A common reason for people to commence an SMSF is that it allows them to use funds already saved to acquire direct property.  SMSFs can use a limited recourse borrowing arrangement to fund the purchase of a property while using existing superannuation funds as a deposit.

With an increased interest in SMSF property ownership, a question that pops up quite often is if the SMSF members, or their family, can live in their SMSF-owned property.

In almost all cases, the answer would be no.

Superannuation rules on the use of SMSF assets

The personal use of SMSF assets is prohibited and there are quite severe penalties that can be imposed on the fund trustees where they allow this to take place.

The most obvious issue relates to the sole purpose test, which requires that all SMSF assets are purchased and held for the sole purpose of providing retirement benefits to the members of the fund.

This requires the trustees of the fund to make decisions that are in the best ‘retirement interests’ of their members, not their current interests, or the interest of the fund’s related parties.

Allowing a member of the fund, or any of their relatives, to live in a property owned by their SMSF would be in breach of the sole purpose test.

Rare situations when it may be allowed

There are some situations where an exception to these rules could apply that would allow related-party use of an SMSF property for residential purposes. These situations would include:

  1. A hotel or motel business

Where the property is owned by the SMSF and a related party is actively managing the hotel or motel business and is required to always be available, so they live on site.

The related parties ‘residential use’ of the asset would be incidental to the business being carried on.

  1. Primary production business

Where primary production land is owned by an SMSF and is used in a primary production business, there can be residential use of a house on that land so long as that area of the overall primary production land that is used for residential purposes is no more than two hectares (including the house and surrounds).

Again, the ‘residential use’ of the asset would need to be incidental to the business being carried on.

How can the members use the property for personal use?

Depending on the age of the members of the SMSF, there are two possible ways that the members of the fund can personally use the property held in the SMSF and both options require the property to be transferred out of the SMSF:

  1. Sell the property to themselves for market consideration under a sale contract. That is, the members will need to pay market consideration for the property into the SMSF bank account and have the title transferred to themselves personally.  This transaction must occur on an arm’s length basis.

 

  1. If the members satisfy a condition of release, the property could be transferred out in specie at market value to the members which would reduce their member balance in the SMSF.
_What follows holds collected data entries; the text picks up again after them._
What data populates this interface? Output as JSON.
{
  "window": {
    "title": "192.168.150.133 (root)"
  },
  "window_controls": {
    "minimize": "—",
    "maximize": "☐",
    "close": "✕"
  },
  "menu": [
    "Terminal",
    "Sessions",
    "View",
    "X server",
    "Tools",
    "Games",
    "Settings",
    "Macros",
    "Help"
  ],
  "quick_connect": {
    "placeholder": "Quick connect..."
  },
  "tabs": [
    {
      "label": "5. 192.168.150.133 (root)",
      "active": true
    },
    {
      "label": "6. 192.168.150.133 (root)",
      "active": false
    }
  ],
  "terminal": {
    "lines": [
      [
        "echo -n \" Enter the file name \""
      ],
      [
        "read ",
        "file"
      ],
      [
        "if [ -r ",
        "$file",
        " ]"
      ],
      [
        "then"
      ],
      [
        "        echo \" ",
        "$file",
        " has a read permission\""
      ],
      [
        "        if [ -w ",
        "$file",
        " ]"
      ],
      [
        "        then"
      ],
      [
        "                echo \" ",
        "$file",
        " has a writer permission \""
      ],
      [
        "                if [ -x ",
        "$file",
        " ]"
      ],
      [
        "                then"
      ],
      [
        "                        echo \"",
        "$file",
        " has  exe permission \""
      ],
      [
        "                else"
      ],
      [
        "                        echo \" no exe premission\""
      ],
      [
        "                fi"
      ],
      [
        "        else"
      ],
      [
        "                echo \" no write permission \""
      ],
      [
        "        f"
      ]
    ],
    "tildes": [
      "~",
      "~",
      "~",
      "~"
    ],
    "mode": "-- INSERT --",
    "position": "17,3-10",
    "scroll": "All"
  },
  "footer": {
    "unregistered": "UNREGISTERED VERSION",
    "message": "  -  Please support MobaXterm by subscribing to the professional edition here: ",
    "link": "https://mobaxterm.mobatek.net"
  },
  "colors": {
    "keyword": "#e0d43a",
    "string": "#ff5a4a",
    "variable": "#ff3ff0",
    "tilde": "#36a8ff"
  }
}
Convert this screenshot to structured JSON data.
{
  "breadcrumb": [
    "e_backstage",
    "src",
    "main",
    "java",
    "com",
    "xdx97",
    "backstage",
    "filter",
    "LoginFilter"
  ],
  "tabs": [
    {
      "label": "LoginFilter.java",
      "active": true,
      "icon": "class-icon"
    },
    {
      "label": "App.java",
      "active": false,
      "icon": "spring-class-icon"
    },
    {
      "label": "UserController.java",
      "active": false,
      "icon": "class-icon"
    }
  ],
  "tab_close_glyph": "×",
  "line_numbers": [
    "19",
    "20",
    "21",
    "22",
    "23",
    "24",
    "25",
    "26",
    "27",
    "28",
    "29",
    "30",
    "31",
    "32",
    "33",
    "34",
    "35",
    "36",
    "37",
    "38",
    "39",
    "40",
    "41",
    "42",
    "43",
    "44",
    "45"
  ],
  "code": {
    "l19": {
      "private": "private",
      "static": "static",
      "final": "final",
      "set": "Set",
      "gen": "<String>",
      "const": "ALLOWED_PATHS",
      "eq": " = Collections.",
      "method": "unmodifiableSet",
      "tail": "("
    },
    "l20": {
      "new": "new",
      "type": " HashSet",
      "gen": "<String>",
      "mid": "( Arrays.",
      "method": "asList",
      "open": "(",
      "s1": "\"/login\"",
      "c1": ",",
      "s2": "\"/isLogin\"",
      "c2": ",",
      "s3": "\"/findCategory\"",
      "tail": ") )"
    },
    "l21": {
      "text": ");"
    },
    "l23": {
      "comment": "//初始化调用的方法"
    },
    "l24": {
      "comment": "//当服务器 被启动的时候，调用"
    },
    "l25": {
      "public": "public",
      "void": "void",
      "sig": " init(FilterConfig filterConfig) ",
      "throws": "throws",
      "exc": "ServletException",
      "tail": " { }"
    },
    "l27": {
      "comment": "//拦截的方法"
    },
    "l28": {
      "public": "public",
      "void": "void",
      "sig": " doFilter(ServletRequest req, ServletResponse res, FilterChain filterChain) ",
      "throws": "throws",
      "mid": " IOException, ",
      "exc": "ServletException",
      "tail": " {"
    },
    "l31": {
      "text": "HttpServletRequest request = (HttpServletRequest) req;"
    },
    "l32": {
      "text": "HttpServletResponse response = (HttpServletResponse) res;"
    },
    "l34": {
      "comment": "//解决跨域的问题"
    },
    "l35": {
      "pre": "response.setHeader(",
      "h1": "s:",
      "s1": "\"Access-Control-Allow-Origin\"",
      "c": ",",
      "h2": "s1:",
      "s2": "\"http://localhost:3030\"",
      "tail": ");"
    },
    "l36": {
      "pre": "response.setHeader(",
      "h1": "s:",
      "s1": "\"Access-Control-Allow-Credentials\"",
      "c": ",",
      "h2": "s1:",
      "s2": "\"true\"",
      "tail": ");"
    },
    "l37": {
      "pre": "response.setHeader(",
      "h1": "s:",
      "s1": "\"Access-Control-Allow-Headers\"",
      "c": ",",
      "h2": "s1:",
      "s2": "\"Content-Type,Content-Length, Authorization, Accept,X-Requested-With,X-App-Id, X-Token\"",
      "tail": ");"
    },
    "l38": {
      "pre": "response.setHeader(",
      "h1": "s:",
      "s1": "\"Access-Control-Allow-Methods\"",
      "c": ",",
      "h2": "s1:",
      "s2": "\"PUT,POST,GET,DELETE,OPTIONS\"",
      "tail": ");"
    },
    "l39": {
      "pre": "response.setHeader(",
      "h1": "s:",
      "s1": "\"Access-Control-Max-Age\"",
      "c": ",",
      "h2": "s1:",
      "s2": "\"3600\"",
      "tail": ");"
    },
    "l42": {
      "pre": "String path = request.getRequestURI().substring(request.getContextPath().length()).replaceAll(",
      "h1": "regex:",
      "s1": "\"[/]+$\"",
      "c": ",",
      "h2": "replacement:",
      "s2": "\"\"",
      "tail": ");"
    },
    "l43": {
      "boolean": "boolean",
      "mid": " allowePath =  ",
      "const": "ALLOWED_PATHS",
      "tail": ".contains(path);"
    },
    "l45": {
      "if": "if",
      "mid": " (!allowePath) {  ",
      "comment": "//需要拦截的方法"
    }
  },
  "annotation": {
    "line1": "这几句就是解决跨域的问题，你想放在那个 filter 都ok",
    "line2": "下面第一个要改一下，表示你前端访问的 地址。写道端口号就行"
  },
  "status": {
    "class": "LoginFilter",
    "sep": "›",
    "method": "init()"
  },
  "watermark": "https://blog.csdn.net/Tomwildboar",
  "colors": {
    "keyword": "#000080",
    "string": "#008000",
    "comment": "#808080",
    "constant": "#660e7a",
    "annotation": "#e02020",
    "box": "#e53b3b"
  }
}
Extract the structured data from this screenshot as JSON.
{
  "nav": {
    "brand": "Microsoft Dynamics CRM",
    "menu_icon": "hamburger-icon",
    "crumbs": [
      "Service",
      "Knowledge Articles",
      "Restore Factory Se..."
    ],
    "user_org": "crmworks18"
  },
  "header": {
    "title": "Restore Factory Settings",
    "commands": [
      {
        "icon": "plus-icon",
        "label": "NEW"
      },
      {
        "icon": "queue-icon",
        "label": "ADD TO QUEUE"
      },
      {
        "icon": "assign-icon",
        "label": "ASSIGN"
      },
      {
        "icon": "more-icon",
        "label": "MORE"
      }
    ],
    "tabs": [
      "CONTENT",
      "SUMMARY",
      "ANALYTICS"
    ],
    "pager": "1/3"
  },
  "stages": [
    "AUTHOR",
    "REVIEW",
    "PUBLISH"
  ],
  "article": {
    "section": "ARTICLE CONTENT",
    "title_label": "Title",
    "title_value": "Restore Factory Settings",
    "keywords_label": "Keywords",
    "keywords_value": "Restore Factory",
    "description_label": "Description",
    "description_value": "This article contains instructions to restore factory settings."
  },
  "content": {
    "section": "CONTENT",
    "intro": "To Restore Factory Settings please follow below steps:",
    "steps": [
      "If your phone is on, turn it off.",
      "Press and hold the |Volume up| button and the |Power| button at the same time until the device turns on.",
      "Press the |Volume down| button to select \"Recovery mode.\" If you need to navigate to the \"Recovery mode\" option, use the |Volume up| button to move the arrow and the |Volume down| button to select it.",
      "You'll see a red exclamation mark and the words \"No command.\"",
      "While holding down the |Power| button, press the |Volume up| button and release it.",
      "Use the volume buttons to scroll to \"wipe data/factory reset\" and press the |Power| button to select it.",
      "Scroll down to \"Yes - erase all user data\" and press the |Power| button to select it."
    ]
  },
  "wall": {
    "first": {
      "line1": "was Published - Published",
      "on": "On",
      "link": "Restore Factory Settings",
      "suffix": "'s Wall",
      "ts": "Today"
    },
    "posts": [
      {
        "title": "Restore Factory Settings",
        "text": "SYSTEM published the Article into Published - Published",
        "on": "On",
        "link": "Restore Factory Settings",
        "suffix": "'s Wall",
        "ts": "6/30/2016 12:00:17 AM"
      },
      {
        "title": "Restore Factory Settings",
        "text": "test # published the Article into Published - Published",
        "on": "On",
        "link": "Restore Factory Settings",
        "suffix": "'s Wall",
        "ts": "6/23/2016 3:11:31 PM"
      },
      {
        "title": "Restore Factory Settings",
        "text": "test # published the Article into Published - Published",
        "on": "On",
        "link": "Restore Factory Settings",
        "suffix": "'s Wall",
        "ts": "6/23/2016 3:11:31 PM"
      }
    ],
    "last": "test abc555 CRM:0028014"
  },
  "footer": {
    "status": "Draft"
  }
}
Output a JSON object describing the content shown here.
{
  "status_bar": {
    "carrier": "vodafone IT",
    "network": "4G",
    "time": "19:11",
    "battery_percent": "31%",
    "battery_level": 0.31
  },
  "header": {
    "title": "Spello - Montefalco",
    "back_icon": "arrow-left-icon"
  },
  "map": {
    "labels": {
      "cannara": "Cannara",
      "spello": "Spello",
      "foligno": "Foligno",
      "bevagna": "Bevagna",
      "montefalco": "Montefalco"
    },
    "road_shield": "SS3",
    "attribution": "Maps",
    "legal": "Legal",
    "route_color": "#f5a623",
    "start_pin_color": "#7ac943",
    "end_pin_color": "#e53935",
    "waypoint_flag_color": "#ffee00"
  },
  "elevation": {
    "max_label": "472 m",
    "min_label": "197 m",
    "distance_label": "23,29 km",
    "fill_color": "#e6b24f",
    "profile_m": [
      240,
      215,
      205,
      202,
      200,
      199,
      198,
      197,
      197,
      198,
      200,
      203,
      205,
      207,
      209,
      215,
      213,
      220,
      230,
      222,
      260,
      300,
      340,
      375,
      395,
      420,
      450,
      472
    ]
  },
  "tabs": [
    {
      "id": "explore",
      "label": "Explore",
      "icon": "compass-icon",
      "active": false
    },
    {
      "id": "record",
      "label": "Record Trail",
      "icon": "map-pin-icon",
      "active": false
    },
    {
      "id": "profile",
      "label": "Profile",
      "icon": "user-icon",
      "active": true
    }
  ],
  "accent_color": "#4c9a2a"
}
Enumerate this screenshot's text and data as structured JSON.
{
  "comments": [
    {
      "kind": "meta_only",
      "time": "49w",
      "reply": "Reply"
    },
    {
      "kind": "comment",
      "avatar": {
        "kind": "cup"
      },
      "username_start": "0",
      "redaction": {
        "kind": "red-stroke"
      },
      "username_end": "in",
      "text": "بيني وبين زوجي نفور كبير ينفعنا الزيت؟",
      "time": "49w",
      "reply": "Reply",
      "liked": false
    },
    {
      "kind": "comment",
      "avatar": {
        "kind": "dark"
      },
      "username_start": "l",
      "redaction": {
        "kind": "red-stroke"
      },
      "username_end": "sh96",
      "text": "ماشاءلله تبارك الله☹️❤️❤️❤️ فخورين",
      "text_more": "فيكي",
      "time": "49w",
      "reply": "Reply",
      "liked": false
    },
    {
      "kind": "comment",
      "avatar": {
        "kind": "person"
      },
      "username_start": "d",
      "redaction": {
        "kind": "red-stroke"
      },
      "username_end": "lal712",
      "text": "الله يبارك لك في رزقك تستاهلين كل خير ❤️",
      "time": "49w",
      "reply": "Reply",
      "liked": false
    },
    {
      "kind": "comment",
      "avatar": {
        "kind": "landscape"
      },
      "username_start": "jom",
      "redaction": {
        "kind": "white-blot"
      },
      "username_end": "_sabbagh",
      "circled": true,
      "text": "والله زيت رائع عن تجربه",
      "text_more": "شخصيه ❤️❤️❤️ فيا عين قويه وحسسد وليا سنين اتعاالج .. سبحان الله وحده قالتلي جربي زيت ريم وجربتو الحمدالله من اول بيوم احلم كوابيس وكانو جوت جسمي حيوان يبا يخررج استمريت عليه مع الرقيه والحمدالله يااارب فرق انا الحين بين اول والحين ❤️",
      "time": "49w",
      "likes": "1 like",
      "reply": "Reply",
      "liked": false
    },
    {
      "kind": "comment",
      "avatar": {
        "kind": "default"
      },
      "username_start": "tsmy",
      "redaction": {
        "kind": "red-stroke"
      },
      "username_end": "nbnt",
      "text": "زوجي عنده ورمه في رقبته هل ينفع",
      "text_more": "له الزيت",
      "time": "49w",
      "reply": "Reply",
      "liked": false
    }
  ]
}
Once the transfer is complete and the property is owned personally by the member, then the property could be used for any purpose that the member wishes.

Summary

If you own property through your SMSF, then make sure you adhere to the applicable investment restrictions.

If you are looking to transfer the asset out of the fund as part of a member benefit, or sell the asset to a related party, then this would need to take place at market value on arm’s-length terms.

It would also be prudent to seek advice on any tax or stamp duty outcomes that may apply should you be looking to transfer or sell the fund’s property assets.